Bench Memos

RU-486 at the Supreme Court

The Supreme Court’s term doesn’t officially begin until the first Monday in October, but in the New York Times last week Linda Greenhouse gave her opening argument to Justice Anthony Kennedy in Cline v. Oklahoma Coalition for Reproductive Justice, a case challenging Oklahoma’s regulation of the abortion drug mifepristone, or RU-486.  The law being challenged prevents the use of abortion-inducing drugs except using protocols approved by the FDA.

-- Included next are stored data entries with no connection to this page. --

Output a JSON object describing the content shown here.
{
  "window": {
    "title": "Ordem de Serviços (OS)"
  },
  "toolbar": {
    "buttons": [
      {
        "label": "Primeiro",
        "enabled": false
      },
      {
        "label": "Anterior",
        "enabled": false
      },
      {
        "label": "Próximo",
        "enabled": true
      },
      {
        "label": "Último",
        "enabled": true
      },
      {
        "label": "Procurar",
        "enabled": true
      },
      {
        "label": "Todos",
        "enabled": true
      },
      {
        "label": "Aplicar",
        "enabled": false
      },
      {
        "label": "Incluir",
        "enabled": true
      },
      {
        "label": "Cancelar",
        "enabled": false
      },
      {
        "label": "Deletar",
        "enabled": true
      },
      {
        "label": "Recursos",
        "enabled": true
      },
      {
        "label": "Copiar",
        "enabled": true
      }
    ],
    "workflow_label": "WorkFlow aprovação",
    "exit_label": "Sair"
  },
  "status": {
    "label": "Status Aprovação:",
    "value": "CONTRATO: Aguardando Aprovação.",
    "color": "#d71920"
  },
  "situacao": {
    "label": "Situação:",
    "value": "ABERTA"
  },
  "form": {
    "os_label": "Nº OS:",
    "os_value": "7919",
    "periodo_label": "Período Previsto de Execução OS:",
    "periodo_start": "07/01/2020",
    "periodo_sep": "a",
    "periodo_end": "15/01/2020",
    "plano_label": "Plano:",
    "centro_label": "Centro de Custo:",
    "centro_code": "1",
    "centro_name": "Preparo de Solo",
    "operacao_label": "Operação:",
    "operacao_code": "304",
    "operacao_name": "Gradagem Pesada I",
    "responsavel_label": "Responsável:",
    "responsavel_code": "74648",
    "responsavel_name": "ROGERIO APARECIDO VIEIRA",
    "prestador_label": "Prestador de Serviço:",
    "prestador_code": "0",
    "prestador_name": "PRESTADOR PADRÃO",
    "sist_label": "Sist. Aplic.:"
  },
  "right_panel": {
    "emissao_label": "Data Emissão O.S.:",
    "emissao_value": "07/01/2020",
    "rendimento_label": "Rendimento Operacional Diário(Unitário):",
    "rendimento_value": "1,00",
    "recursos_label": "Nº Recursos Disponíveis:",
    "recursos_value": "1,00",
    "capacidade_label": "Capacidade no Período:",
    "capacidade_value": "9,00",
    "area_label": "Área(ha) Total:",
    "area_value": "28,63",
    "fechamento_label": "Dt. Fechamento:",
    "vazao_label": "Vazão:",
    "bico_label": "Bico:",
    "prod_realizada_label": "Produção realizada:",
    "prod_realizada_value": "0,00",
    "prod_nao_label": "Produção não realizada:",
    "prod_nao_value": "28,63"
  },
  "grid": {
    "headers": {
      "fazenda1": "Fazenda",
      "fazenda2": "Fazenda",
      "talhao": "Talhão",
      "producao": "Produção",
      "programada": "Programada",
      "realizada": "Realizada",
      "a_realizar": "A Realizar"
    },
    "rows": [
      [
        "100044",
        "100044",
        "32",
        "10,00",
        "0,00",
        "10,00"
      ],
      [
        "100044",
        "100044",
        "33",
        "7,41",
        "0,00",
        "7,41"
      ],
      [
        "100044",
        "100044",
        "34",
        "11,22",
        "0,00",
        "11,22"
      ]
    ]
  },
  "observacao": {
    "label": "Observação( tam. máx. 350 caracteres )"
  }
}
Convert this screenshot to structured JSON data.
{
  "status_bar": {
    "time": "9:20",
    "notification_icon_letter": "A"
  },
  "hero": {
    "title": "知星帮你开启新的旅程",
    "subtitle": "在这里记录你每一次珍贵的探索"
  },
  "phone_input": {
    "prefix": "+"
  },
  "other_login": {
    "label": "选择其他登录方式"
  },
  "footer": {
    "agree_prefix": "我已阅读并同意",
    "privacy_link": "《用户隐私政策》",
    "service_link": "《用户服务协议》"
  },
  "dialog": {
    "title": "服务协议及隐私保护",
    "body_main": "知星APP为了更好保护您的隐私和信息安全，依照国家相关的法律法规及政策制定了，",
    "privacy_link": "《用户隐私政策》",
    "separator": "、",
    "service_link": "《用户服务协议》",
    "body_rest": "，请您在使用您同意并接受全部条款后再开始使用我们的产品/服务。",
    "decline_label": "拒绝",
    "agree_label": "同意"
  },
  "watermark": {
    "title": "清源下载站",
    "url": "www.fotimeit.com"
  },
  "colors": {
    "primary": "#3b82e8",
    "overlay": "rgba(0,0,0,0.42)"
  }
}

Greenhouse’s piece is a clear warning to Justice Kennedy that his vote to overturn Section 2 of DOMA last term doesn’t give him lasting liberal cred. She portrays him as a results-driven activist looking for an opportunity to undercut or even overturn Planned Parenthood v. Casey, the landmark abortion-rights decision he helped write, but Greenhouse’s column puts Kennedy on notice of how he will be treated by the liberal media if he doesn’t toe their line in this term’s controversial cases. 

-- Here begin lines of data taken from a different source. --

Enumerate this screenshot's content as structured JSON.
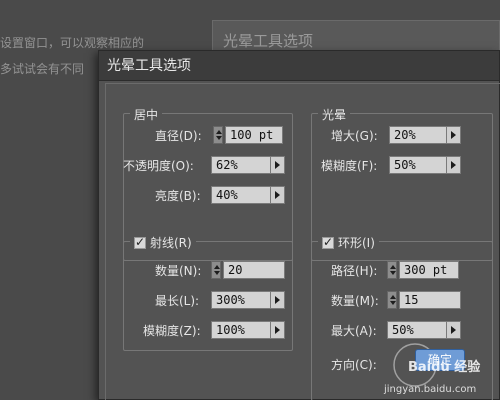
{
  "background": {
    "line1": "设置窗口，可以观察相应的",
    "line2": "多试试会有不同",
    "panel_title": "光晕工具选项"
  },
  "dialog": {
    "title": "光晕工具选项",
    "center": {
      "legend": "居中",
      "diameter": {
        "label": "直径(D):",
        "value": "100 pt"
      },
      "opacity": {
        "label": "不透明度(O):",
        "value": "62%"
      },
      "brightness": {
        "label": "亮度(B):",
        "value": "40%"
      }
    },
    "halo": {
      "legend": "光晕",
      "growth": {
        "label": "增大(G):",
        "value": "20%"
      },
      "fuzziness": {
        "label": "模糊度(F):",
        "value": "50%"
      }
    },
    "rays": {
      "legend": "射线(R)",
      "checked": true,
      "number": {
        "label": "数量(N):",
        "value": "20"
      },
      "longest": {
        "label": "最长(L):",
        "value": "300%"
      },
      "fuzziness": {
        "label": "模糊度(Z):",
        "value": "100%"
      }
    },
    "rings": {
      "legend": "环形(I)",
      "checked": true,
      "path": {
        "label": "路径(H):",
        "value": "300 pt"
      },
      "number": {
        "label": "数量(M):",
        "value": "15"
      },
      "largest": {
        "label": "最大(A):",
        "value": "50%"
      },
      "direction": {
        "label": "方向(C):"
      }
    },
    "ok_label": "确定"
  },
  "watermark": {
    "text": "Baidu 经验",
    "url": "jingyan.baidu.com"
  }
}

While I disagree with Greenhouse’s assessment of the merits of Cline, she is right that it will turn on Kennedy’s vote. And perhaps the only thing she and I have in common is a distrust of how Kennedy will vote in any one case.

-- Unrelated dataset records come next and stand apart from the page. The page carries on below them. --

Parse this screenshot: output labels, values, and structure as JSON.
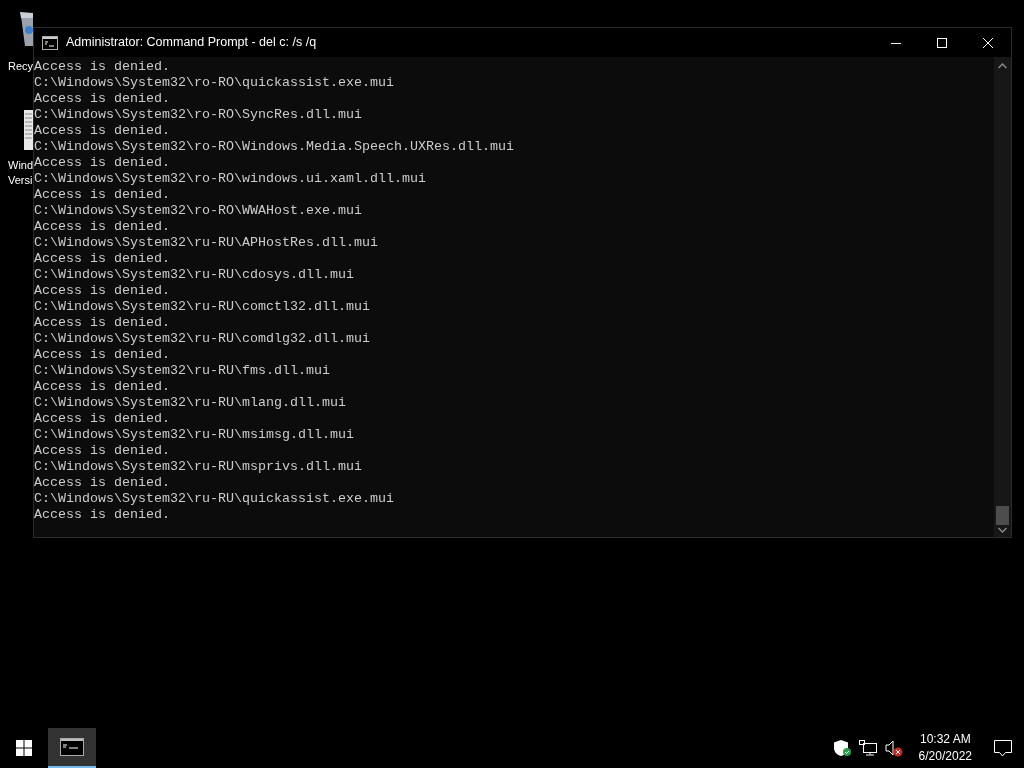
{
  "desktop_icons": [
    {
      "label_lines": [
        "Recy"
      ]
    },
    {
      "label_lines": [
        "Wind",
        "Versi"
      ]
    }
  ],
  "window": {
    "title": "Administrator: Command Prompt - del  c: /s /q",
    "console_lines": [
      "Access is denied.",
      "C:\\Windows\\System32\\ro-RO\\quickassist.exe.mui",
      "Access is denied.",
      "C:\\Windows\\System32\\ro-RO\\SyncRes.dll.mui",
      "Access is denied.",
      "C:\\Windows\\System32\\ro-RO\\Windows.Media.Speech.UXRes.dll.mui",
      "Access is denied.",
      "C:\\Windows\\System32\\ro-RO\\windows.ui.xaml.dll.mui",
      "Access is denied.",
      "C:\\Windows\\System32\\ro-RO\\WWAHost.exe.mui",
      "Access is denied.",
      "C:\\Windows\\System32\\ru-RU\\APHostRes.dll.mui",
      "Access is denied.",
      "C:\\Windows\\System32\\ru-RU\\cdosys.dll.mui",
      "Access is denied.",
      "C:\\Windows\\System32\\ru-RU\\comctl32.dll.mui",
      "Access is denied.",
      "C:\\Windows\\System32\\ru-RU\\comdlg32.dll.mui",
      "Access is denied.",
      "C:\\Windows\\System32\\ru-RU\\fms.dll.mui",
      "Access is denied.",
      "C:\\Windows\\System32\\ru-RU\\mlang.dll.mui",
      "Access is denied.",
      "C:\\Windows\\System32\\ru-RU\\msimsg.dll.mui",
      "Access is denied.",
      "C:\\Windows\\System32\\ru-RU\\msprivs.dll.mui",
      "Access is denied.",
      "C:\\Windows\\System32\\ru-RU\\quickassist.exe.mui",
      "Access is denied."
    ]
  },
  "taskbar": {
    "apps": [
      {
        "selected": true
      }
    ],
    "clock_time": "10:32 AM",
    "clock_date": "6/20/2022"
  }
}
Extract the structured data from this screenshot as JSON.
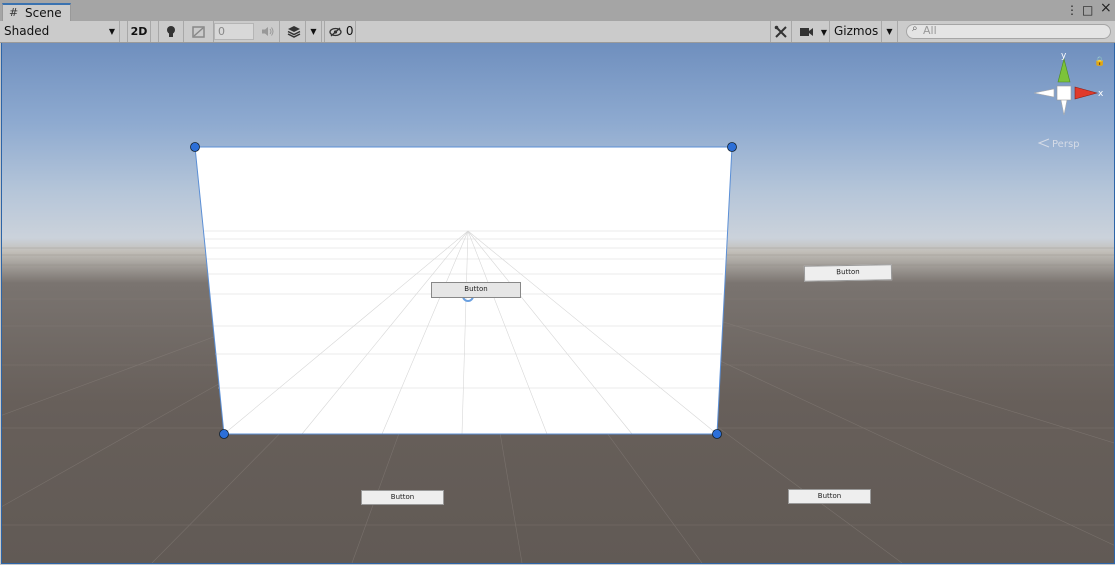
{
  "tab": {
    "icon": "grid-icon",
    "label": "Scene"
  },
  "window_controls": {
    "menu": "⋮",
    "maximize": "□",
    "close": "×"
  },
  "toolbar": {
    "shading_mode": "Shaded",
    "mode_2d": "2D",
    "fx_value": "0",
    "hidden_count": "0",
    "gizmos_label": "Gizmos",
    "search_placeholder": "All"
  },
  "gizmo": {
    "x_label": "x",
    "y_label": "y",
    "projection": "Persp"
  },
  "buttons": {
    "canvas_button": "Button",
    "world_button_right_top": "Button",
    "world_button_left_bottom": "Button",
    "world_button_right_bottom": "Button"
  },
  "colors": {
    "x_axis": "#e03a2b",
    "y_axis": "#7cc33a",
    "selection": "#2d65a8",
    "handle": "#2c6fd8"
  }
}
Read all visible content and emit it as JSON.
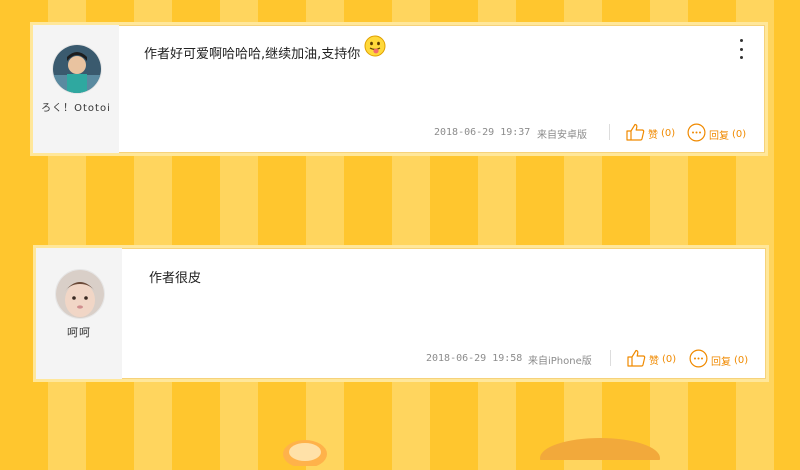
{
  "colors": {
    "accent": "#F08A00",
    "background_stripe_a": "#FFC62E",
    "background_stripe_b": "#FFD55E",
    "card_side": "#F4F4F4"
  },
  "comments": [
    {
      "username": "ろく！Ototoi",
      "text": "作者好可爱啊哈哈哈,继续加油,支持你",
      "emoji_icon": "tongue-out-face-emoji",
      "date": "2018-06-29 19:37",
      "source": "来自安卓版",
      "like_label": "赞",
      "like_count": "(0)",
      "reply_label": "回复",
      "reply_count": "(0)",
      "has_more_menu": true
    },
    {
      "username": "呵呵",
      "text": "作者很皮",
      "date": "2018-06-29 19:58",
      "source": "来自iPhone版",
      "like_label": "赞",
      "like_count": "(0)",
      "reply_label": "回复",
      "reply_count": "(0)",
      "has_more_menu": false
    }
  ]
}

Cline gives the Court the opportunity to clarify the ambiguous “undue burden” test Casey applied to regulations of abortion. Given Kennedy’s affection for Casey, there is little likelihood the Court would use this opportunity to overturn that decision, but it could give some a content to the characteristically amorphous standard conceived by Kennedy, Souter, and O’Connor in their plurality opinion. And, from my perspective at least, it seems evident that only an incredibly broad reading of “undue burden” would suffice to overturn the Oklahoma law. After all, it simply adopts the determination of the FDA and still leaves ample other methods of abortion open to women. Expanding the right to privacy beyond the decision to abort the child, to protect even the selection of a particular chemical compound, is probably a step too far, even for Justice Kennedy.